The gender gap in economics has ramifications far beyond the ivory tower

International Monetary Fund Managing Director Christine Lagarde, left, listens as Federal Reserve Chair Janet Yellen, right, speaks during a conversation at the IMF.

It’s no secret that the economics profession has a problem with women. In the wake of the publication of a University of California, Berkeley undergraduate’s senior thesis on sexism in economics, which drew widespread media attention, the conversation around the obstacles female economists face and the effect on the profession overall is now front and center. A new working paper by University of North Carolina, Chapel Hill’s Anusha Chari and Paul Goldsmith-Pinkham of the New York Federal Reserve adds a new layer to the conversation, focusing on the women represented within individual subfields at a prestigious annual economics conference. They find that the overall share of women participating in the conference barely budged over the past 15 years and that there are even larger disparities within certain subfields.

Even as women such as U.S Federal Reserve Board Chair Janet Yellen have ascended to the top of their field, women still only make up 30 percent of Ph.Ds. in economics and only 15 percent of full professors—a statistic that has hardly changed over the past 20 years. This gender gap in economics stands in stark contrast to other social sciences, which are much more balanced, and is even worse than many STEM fields. Racial diversity is even rarer: Only 6.3 percent of tenured and tenured-track economists identified as black or Hispanic.

The women who do make it, according to Chari and Goldsmith-Pinkham’s work, tend to be segregated into certain subdisciplines. The authors look at the gender breakdown from 2001 to 2016 at the National Bureau of Economic Research Summer Institute conference, a major invite-only symposium showcasing the latest research across the economics profession. They find that while 20.6 percent of the authors on scheduled papers were women, that share dropped 16.3 percent for macroeconomics and 14.4 percent for finance. In contrast, 25.9 percent of the authors in microeconomics and labor are women. These subdisciplines include fields such as education, aging, health care economics, and children. These specialties tend to be less prestigious than the more male-dominated fields of finance and macroeconomics.

What’s more, some female economists have spoken up about how they’ve been discouraged by male colleagues from explicitly studying gender until they have received tenure. The reason: They are told it could hurt their careers.

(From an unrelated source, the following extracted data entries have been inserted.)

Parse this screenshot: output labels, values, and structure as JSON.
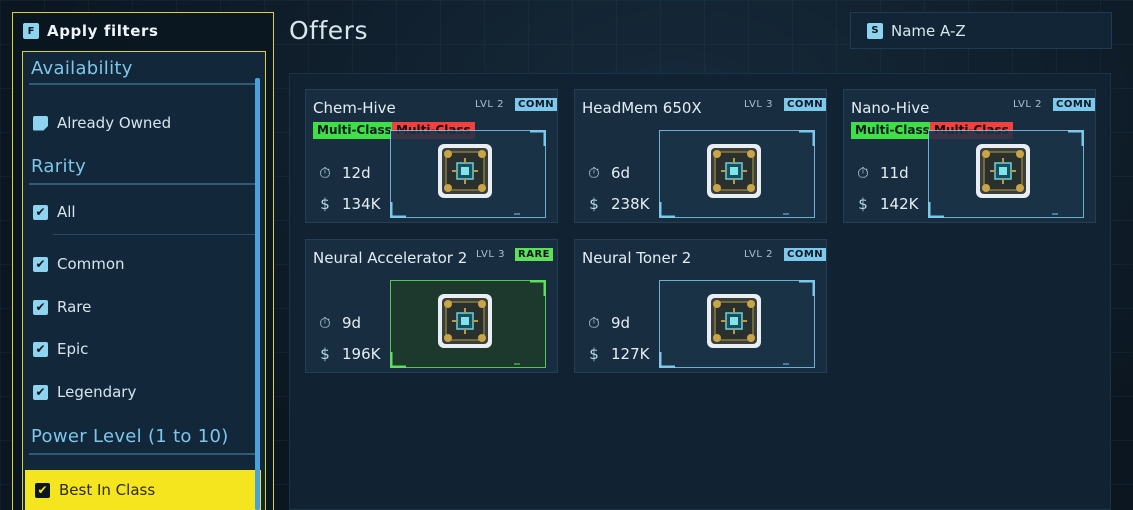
{
  "sidebar": {
    "key": "F",
    "title": "Apply filters",
    "sections": {
      "availability": "Availability",
      "rarity": "Rarity",
      "power": "Power Level (1 to 10)"
    },
    "items": {
      "owned": "Already Owned",
      "all": "All",
      "common": "Common",
      "rare": "Rare",
      "epic": "Epic",
      "legendary": "Legendary",
      "best": "Best In Class"
    },
    "check_glyph": "✔"
  },
  "header": {
    "title": "Offers",
    "sort_key": "S",
    "sort_label": "Name A-Z"
  },
  "colors": {
    "accent_yellow": "#f5e51e",
    "comn": "#7cc9ec",
    "rare": "#5fe05a",
    "tag_green": "#3ee046",
    "tag_red": "#f04040"
  },
  "icons": {
    "time": "stopwatch-icon",
    "price": "dollar-icon",
    "item": "chip-icon"
  },
  "cards": [
    {
      "name": "Chem-Hive",
      "level": "LVL 2",
      "rarity": "COMN",
      "tags": [
        "Multi-Class",
        "Multi-Class"
      ],
      "time": "12d",
      "price": "134K"
    },
    {
      "name": "HeadMem 650X",
      "level": "LVL 3",
      "rarity": "COMN",
      "tags": [],
      "time": "6d",
      "price": "238K"
    },
    {
      "name": "Nano-Hive",
      "level": "LVL 2",
      "rarity": "COMN",
      "tags": [
        "Multi-Class",
        "Multi-Class"
      ],
      "time": "11d",
      "price": "142K"
    },
    {
      "name": "Neural Accelerator 2",
      "level": "LVL 3",
      "rarity": "RARE",
      "tags": [],
      "time": "9d",
      "price": "196K"
    },
    {
      "name": "Neural Toner 2",
      "level": "LVL 2",
      "rarity": "COMN",
      "tags": [],
      "time": "9d",
      "price": "127K"
    }
  ]
}
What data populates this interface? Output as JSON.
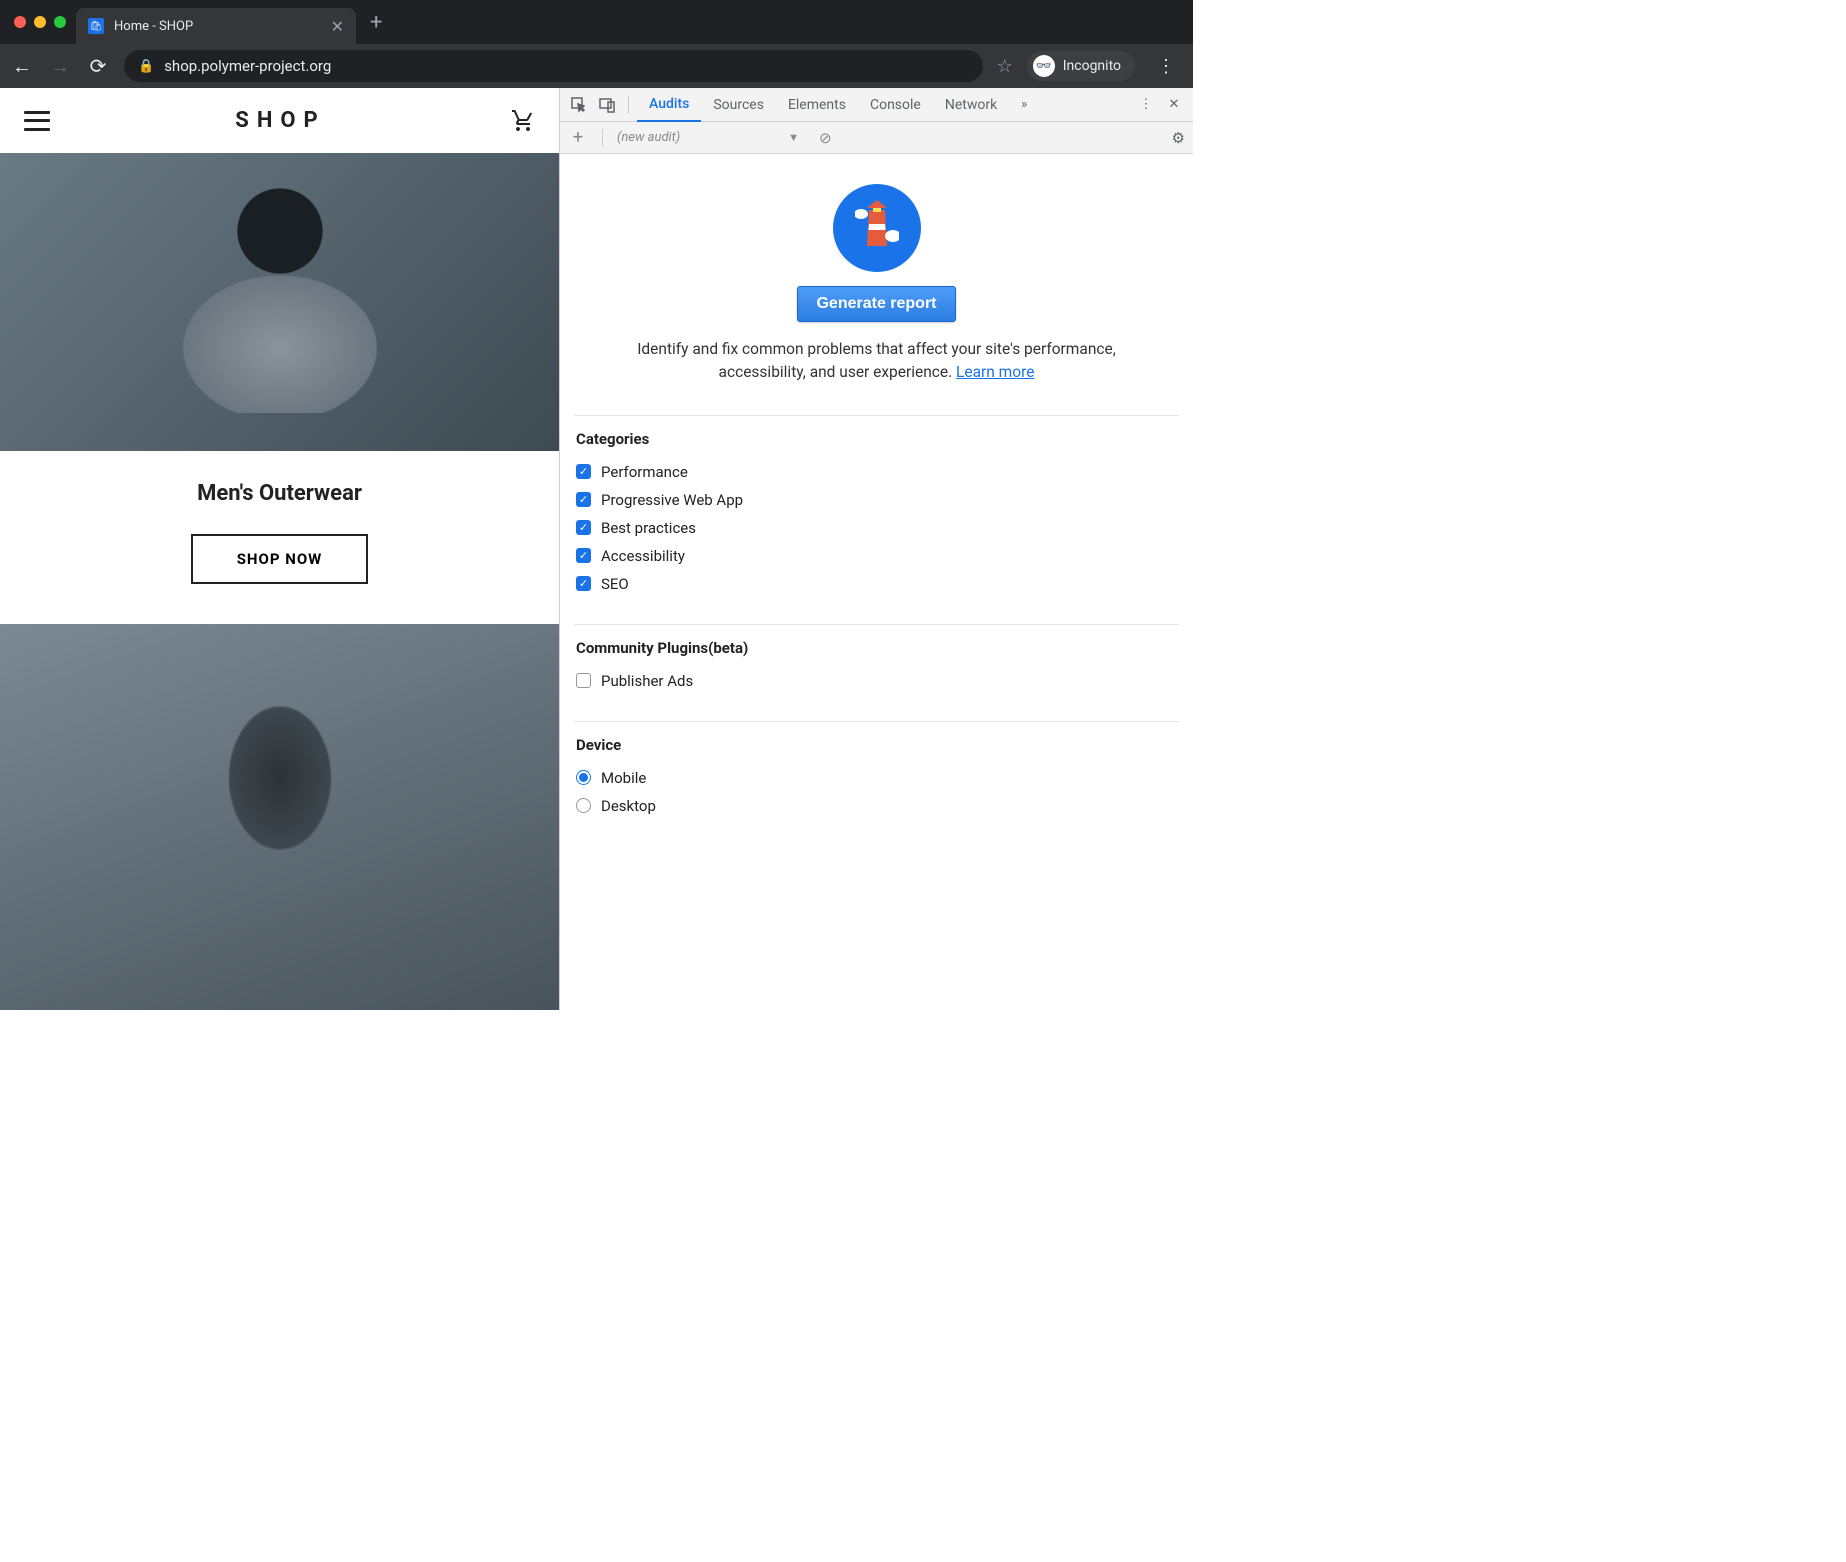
{
  "browser": {
    "tab_title": "Home - SHOP",
    "url": "shop.polymer-project.org",
    "incognito_label": "Incognito"
  },
  "site": {
    "title": "SHOP",
    "product_title": "Men's Outerwear",
    "shop_btn": "SHOP NOW"
  },
  "devtools": {
    "tabs": [
      "Audits",
      "Sources",
      "Elements",
      "Console",
      "Network"
    ],
    "active_tab": "Audits",
    "new_audit_label": "(new audit)",
    "generate_btn": "Generate report",
    "desc_prefix": "Identify and fix common problems that affect your site's performance, accessibility, and user experience. ",
    "learn_more": "Learn more",
    "categories_title": "Categories",
    "categories": [
      {
        "label": "Performance",
        "checked": true
      },
      {
        "label": "Progressive Web App",
        "checked": true
      },
      {
        "label": "Best practices",
        "checked": true
      },
      {
        "label": "Accessibility",
        "checked": true
      },
      {
        "label": "SEO",
        "checked": true
      }
    ],
    "plugins_title": "Community Plugins(beta)",
    "plugins": [
      {
        "label": "Publisher Ads",
        "checked": false
      }
    ],
    "device_title": "Device",
    "devices": [
      {
        "label": "Mobile",
        "checked": true
      },
      {
        "label": "Desktop",
        "checked": false
      }
    ]
  }
}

The lack of women in economics—and their segregation into certain subfields—boast ramifications beyond individual women’s careers. Research establishes how economic policymakers’ life experiences affect the issues they elevate and the way they vote in the present. That makes the gender disparities within economics even more problematic because of the economics profession’s influence in determining public policy. There is statistical evidence that male and female economists think differently about many critical policy issues, even when controlling for age and type of employment. Unsurprisingly, that includes views on gender and equal opportunity, to cite one example, but the dissimilarities also extend to topics not explicitly about gender such as the minimum wage, labor standards, government regulation, and health insurance. Some female economists argue that large gender imbalances mean that the conventional wisdom on any given economic topic is likely to be biased and could overlook the ways in which policies affect women and men differently.

Chari and Goldsmith-Pinkham did not examine race in their study, but the same logic can apply to the lack of racial diversity within economics as well. Last year, former Federal Reserve Bank of Minneapolis President Narayana Kocherlakota reflected on how the lack of racial and ethnic diversity within the Federal Reserve system created blind spots with tangible effects on communities of color. More diversity, for example, could mean that more attention would be paid to promote maximum employment, which could reduce racial inequality given that the black unemployment rate is much higher than the white unemployment rate.

There is a great deal of research that details the way gender, race, and ethnic diversity is good for productivity. Reducing barriers to diversity also is the right thing to do. But given the extent to which every individual’s life is intertwined with the economy, the need to increase diversity in economics is not just about fairness or productivity within the ivory tower. It affects whether and how the needs of everyone—and not just certain groups—are reflected in our understanding of the economy and accounted for in our national policies.